Trader Joe’s has tons of great prepackaged snacks and lower carb foods with great nutritional labels. They’ve got some little bags of olives that are delish and really easy to carry, lots of granola bars, dried fruit (yummy for lows), a large selection of nuts so you can make your own trail mix or something out of whatever you want, salami sticks, and more. I’d definitely recommend checking them out if you haven’t already.

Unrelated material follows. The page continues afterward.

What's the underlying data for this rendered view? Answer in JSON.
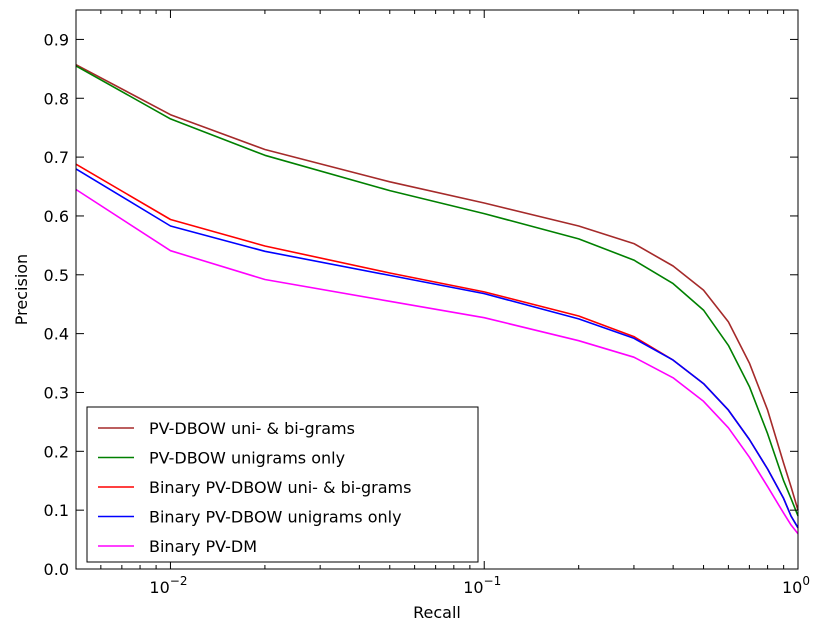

If your son is a snacker it might be helpful to make a “cheat sheet” to put somewhere in the kitchen with carb counts for your sons favorite snacks and serving sizes like “20 pretzels” or “1 apple with peanut butter” etc so that you don’t have to keep doing the math. You could also make a list of “free food” like deli meat/pickles/veggies/etc.
I was also diagnosed at age 13 and turned into a food monster post diagnosis as my body gained back all the weight I’d lost. Not having to do a bunch of carb math before grabbing a snack was really helpful!

Maida @Maidasussman note the wise dietary that Lise @6yGodsGr wrote in her this’d paragraph. Some wonderful, nutritious and very tasty foods that your son can eat SAFELY when he gets comfortable estimating carbohydrates AND calculating the necessary insulin to inject/infuse after taking into consideration his recent insulin dosing and activity as well as the activity he is about to begin. As a tiny example, I do not take any insulin to “cover” the 22 carbs in the Gatorade I sip during my pre-lunch walk - I find I need about 5 grams of carb per mile [at my slow old age] just to keep my BGL from dipping too much.